The scenes of jubilation came despite a call by Washington that it would be monitoring reactions carefully, while President Barack Obama said he believed the Scottish government had blundered in approving the 57-year-old's release.

On Friday, British Foreign Secretary David Miliband slammed the welcome accorded to Megrahi. "Obviously the sight of a mass murderer getting a hero's welcome in Tripoli is deeply upsetting, deeply distressing," he told the BBC.

"It's very important that Libya knows... that how the Libyan government handles itself in the next few days... will be very significant in the way the world views Libya's re-entry into the civilised community of nations," he said.
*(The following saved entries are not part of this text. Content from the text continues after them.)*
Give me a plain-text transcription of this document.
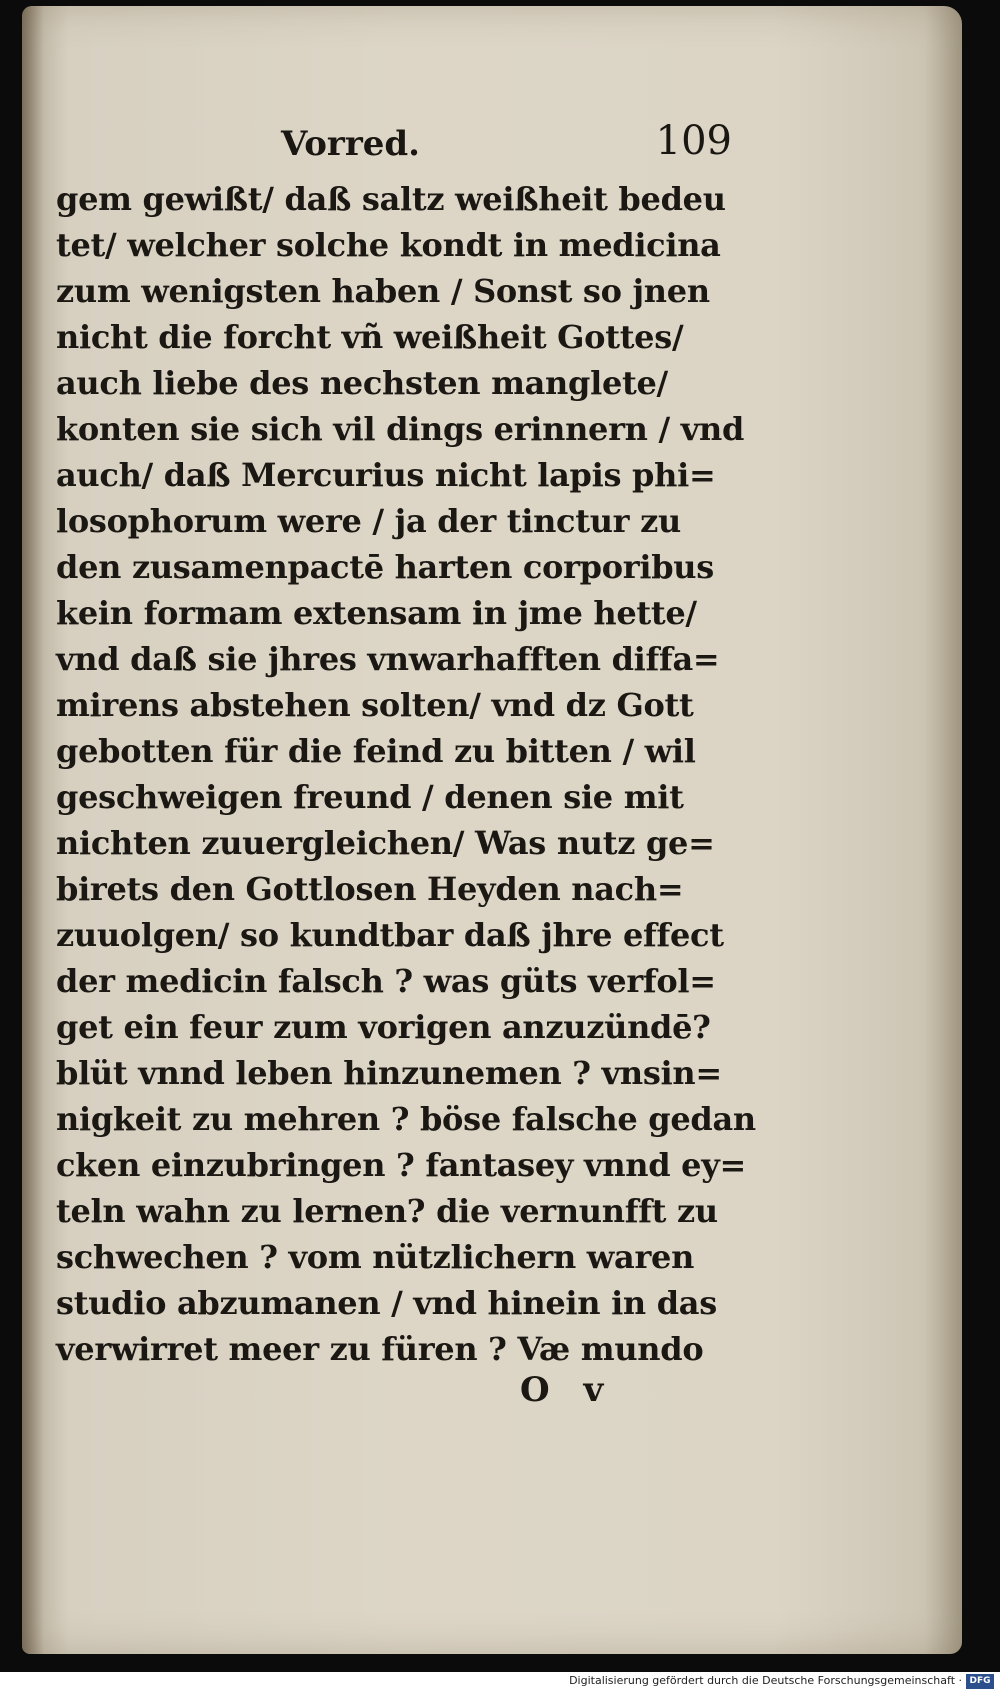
Vorred.	109
gem gewißt/ daß saltz weißheit bedeu
tet/ welcher solche kondt in medicina
zum wenigsten haben / Sonst so jnen
nicht die forcht vñ weißheit Gottes/
auch liebe des nechsten manglete/
konten sie sich vil dings erinnern / vnd
auch/ daß Mercurius nicht lapis phi=
losophorum were / ja der tinctur zu
den zusamenpactē harten corporibus
kein formam extensam in jme hette/
vnd daß sie jhres vnwarhafften diffa=
mirens abstehen solten/ vnd dz Gott
gebotten für die feind zu bitten / wil
geschweigen freund / denen sie mit
nichten zuuergleichen/ Was nutz ge=
birets den Gottlosen Heyden nach=
zuuolgen/ so kundtbar daß jhre effect
der medicin falsch ? was güts verfol=
get ein feur zum vorigen anzuzündē?
blüt vnnd leben hinzunemen ? vnsin=
nigkeit zu mehren ? böse falsche gedan
cken einzubringen ? fantasey vnnd ey=
teln wahn zu lernen? die vernunfft zu
schwechen ? vom nützlichern waren
studio abzumanen / vnd hinein in das
verwirret meer zu füren ? Væ mundo
O v
Digitalisierung gefördert durch die Deutsche Forschungsgemeinschaft · DFG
Prime Minister Gordon Brown also wrote to Kadhafi to urge his country to "act with sensitivity" following Megrahi's return, according to Brown's office.

And in a sign of potential strains, a planned visit to Libya by the Duke of York, Queen Elizabeth II's second oldest son, was being reviewed, according to the BBC.

A spokesman for Prince Andrew said only that the early September trip had been "in its planning stages", while the Foreign Office said: "We have not received an invitation to attend.

"We will take a decision only if and when an invitation is posted to us," said a Foreign Office spokeswoman.

Scotland's First Minister Alex Salmond meanwhile defended the decision to release Megrahi taken by Kenny MacAskill, his justice minister.

"This case... was always going to divide opinion, that's inevitable," he said, adding: "All that we can do is to take a decision in the interests of justice, with no ulterior motives whatsoever."

Salmond also added to the chorus of criticism over Megrahi's reception.

"I don't think that was wise and I don't think that was the right thing to do," he said.

However Libya's former ambassador to London, Ahmed Zwei, said Megrahi deserved his country's gratitude.

"We consider Megrahi to be a fighter who made sacrifices for his country and we should respect him," he told AFP.

Announcing his decision Thursday, MacAskill said "our beliefs dictate that justice be served, but mercy be shown".

Doctors say Megrahi may have less than three months to live but victims' relatives lined up to condemn the decision.

"You commit mass murder, an act of terror, kill all of those innocent young people... and you are released for compassion?" said Susan Cohen, whose only daughter Theodora was killed in the attack on December 21, 1988.

A total of 189 Americans were killed in the bombing, the worst attack carried out by extremists in Britain.

The release prompted heavy press criticism on both sides of the Atlantic.

"Here is deep injustice. Here is callous disregard for the theft of so many lives, as well as for the pain of loved ones and friends," said The New York Daily News.

Most British newspapers also said Megrahi should have remained behind bars.

"The decision to release the man convicted of the Lockerbie bombing was taken with all due consideration and compassion. But it is the wrong decision all the same," said an editorial in The Times.